# **```CLI based RAG application```**

##### ```Below are the requirements```

| **Area**         | **Requirement**                                                                                                                                         |
|------------------|----------------------------------------------------------------------------------------------------------------------------------------------------------|
| **Model**        | Download Llama-3.1 8B Instruct from Hugging Face.
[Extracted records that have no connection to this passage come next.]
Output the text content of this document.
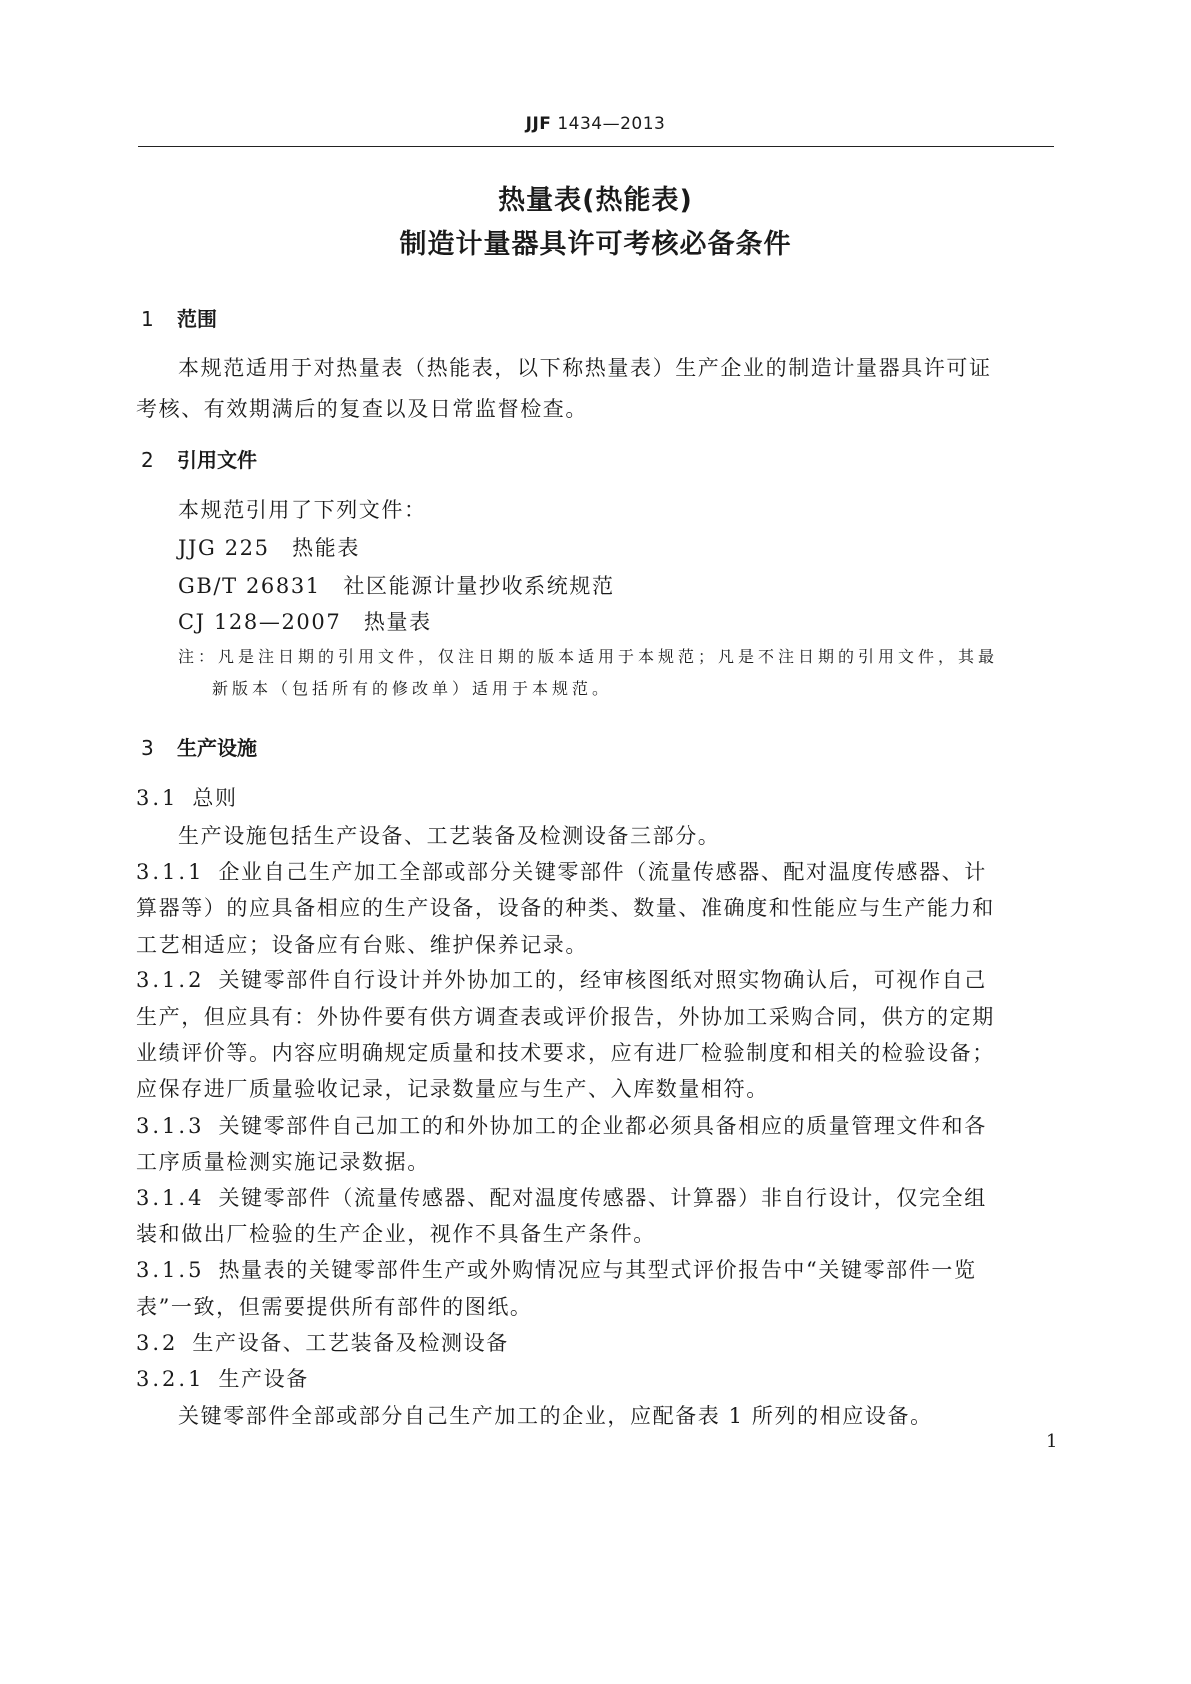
JJF 1434—2013
热量表(热能表)
制造计量器具许可考核必备条件
1 范围
本规范适用于对热量表（热能表，以下称热量表）生产企业的制造计量器具许可证
考核、有效期满后的复查以及日常监督检查。
2 引用文件
本规范引用了下列文件：
JJG 225　热能表
GB/T 26831　社区能源计量抄收系统规范
CJ 128—2007　热量表
注：凡是注日期的引用文件，仅注日期的版本适用于本规范；凡是不注日期的引用文件，其最
新版本（包括所有的修改单）适用于本规范。
3 生产设施
3.1 总则
生产设施包括生产设备、工艺装备及检测设备三部分。
3.1.1 企业自己生产加工全部或部分关键零部件（流量传感器、配对温度传感器、计
算器等）的应具备相应的生产设备，设备的种类、数量、准确度和性能应与生产能力和
工艺相适应；设备应有台账、维护保养记录。
3.1.2 关键零部件自行设计并外协加工的，经审核图纸对照实物确认后，可视作自己
生产，但应具有：外协件要有供方调查表或评价报告，外协加工采购合同，供方的定期
业绩评价等。内容应明确规定质量和技术要求，应有进厂检验制度和相关的检验设备；
应保存进厂质量验收记录，记录数量应与生产、入库数量相符。
3.1.3 关键零部件自己加工的和外协加工的企业都必须具备相应的质量管理文件和各
工序质量检测实施记录数据。
3.1.4 关键零部件（流量传感器、配对温度传感器、计算器）非自行设计，仅完全组
装和做出厂检验的生产企业，视作不具备生产条件。
3.1.5 热量表的关键零部件生产或外购情况应与其型式评价报告中“关键零部件一览
表”一致，但需要提供所有部件的图纸。
3.2 生产设备、工艺装备及检测设备
3.2.1 生产设备
关键零部件全部或部分自己生产加工的企业，应配备表 1 所列的相应设备。
1
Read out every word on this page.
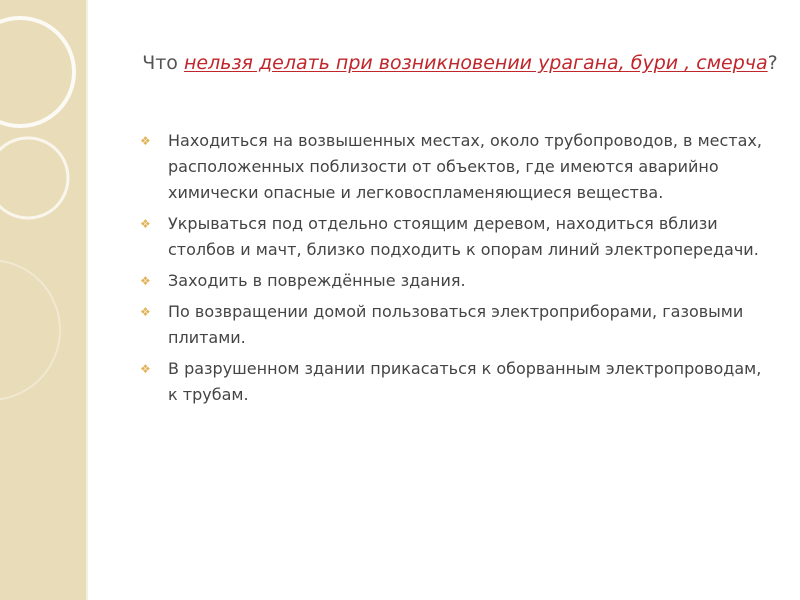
Что нельзя делать при возникновении урагана, бури , смерча?
❖ Находиться на возвышенных местах, около трубопроводов, в местах, расположенных поблизости от объектов, где имеются аварийно химически опасные и легковоспламеняющиеся вещества.
❖ Укрываться под отдельно стоящим деревом, находиться вблизи столбов и мачт, близко подходить к опорам линий электропередачи.
❖ Заходить в повреждённые здания.
❖ По возвращении домой пользоваться электроприборами, газовыми плитами.
❖ В разрушенном здании прикасаться к оборванным электропроводам, к трубам.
Include a script that converts it to INT4 using MLX or OpenVINO IR.                                   |
| **Knowledge Base** | Parse `procyon_guide.pdf`, chunk text, generate embeddings, and store them using FAISS, Qdrant, Milvus, or pgvector.                                   |
| **CLI Tool**     | Command: `rag_cli --query "..."` → retrieve *k* chunks → stream answer with references.                                                                 |
| **Dependencies** | Provide fully pinned dependencies in `requirements.txt` or `environment.yml`.                                                                           |
| **Local Inference** | Once the INT4 model is available, your script must load it locally only – no downloading of FP16 weights at runtime.                                 |
| **Code Quality** | Python or C++ with clear modular structure, error handling, and meaningful docstrings/comments.                                                         |
| **README.md**    | Step-by-step: venv setup, install deps, convert model, ingest PDF, run demo, expected output, and hardware specs.                                       |
| **Self-Test**    | A one-liner shell or batch script (`run_demo.*`) to execute the full pipeline and answer a sample query.                                                |


### **```Imports```**

In [1]:
import os
import torch
from transformers import AutoTokenizer, AutoModelForCausalLM, GPTQConfig

  from .autonotebook import tqdm as notebook_tqdm


#### ```Testing GPU```

In [2]:
print(torch.cuda.is_available())
print(torch.cuda.get_device_name(0))

True
NVIDIA GeForce RTX 3090 Ti


##### **```Used GPTQ Technique to convert the model to Int4```**

In [None]:
# Load tokenizer
tokenizer = AutoTokenizer.from_pretrained("meta-llama/Llama-3.1-8B-Instruct")

# Set up GPTQConfig
gptq_config = GPTQConfig(
    bits=4,
    dataset="c4",
    tokenizer=tokenizer
)

# Load and quantize model
quantized_model = AutoModelForCausalLM.from_pretrained(
    "meta-llama/Llama-3.1-8B-Instruct",
    device_map="auto",
    quantization_config=gptq_config
)

# Save locally
quantized_model.save_pretrained("llama3.1-8B-gptq")
tokenizer.save_pretrained("llama3.1-8B-gptq")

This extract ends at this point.